Do you want to engage in non-procreative penetrative acts with consenting partners using either your genitals, digits, or any number of stimulative toys? We are completely fine with that. However, trying to introduce dancing to our sons and daughters by driving them to a bar across state lines is met with the wrath I have purposely designated for Lucifer’s unholy minions. If you leave our town’s borders to dance, you had best not even bother reentering, even if it’s to have anal sex with one or more of our citizens, which, as I’ve established, is a perfectly acceptable activity that nobody takes umbrage with, and is even encouraged. 

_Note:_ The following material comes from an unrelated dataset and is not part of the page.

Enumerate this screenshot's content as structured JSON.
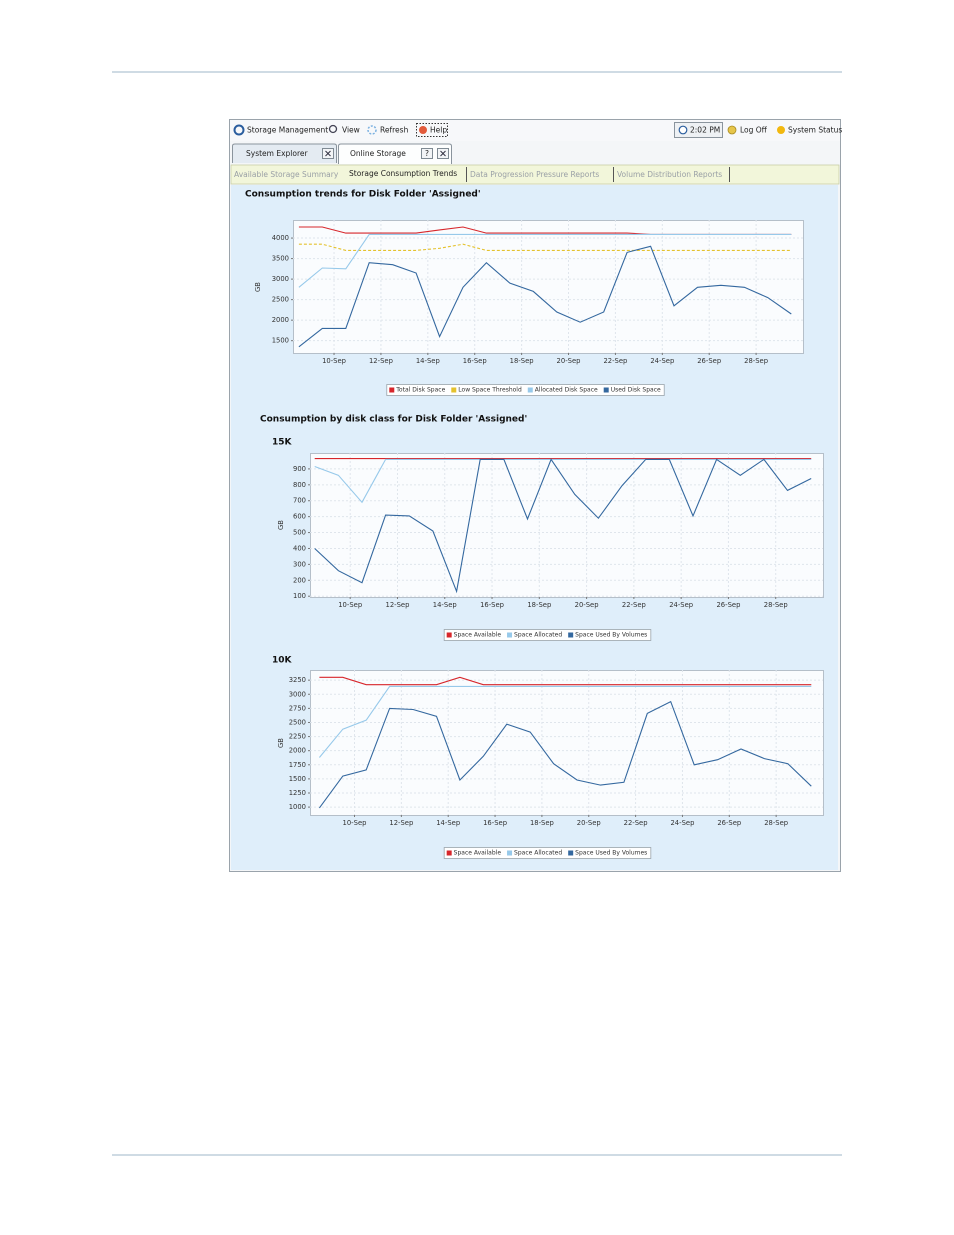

Oh, you intend to publicly advocate for revoking our anti-dancing law by taking your cause to the town council? That’ll be a huge mistake, boy, and will likely culminate in a brick inscribed with the words “BURN IN HELL” being thrown through your window. I strongly recommend you don’t even bother, and instead expend this energy on oral infiltration, mutual anilingus, and recreational vaginal sex with my daughter, so long as she’s up for it. I’d hate for you to corrupt her with your sinful predilections towards immoral and lascivious hip movements along to contemporary rock music. The mere thought of my little angel being subjected to that is more than I can bear, and the fury you will see if the thought even crosses your mind will be something your city mind can’t even begin to comprehend.

So feel free to avail yourself of any wholesome, non-dancing activities our beautiful town has to offer, such as church, religious-themed television programming, and internal insemination without the explicit goal of reproduction. This place is a beautiful little piece of purity in the middle of a country that’s been befouled by the unholy stink of the Evil One, and I’d like to keep it that way.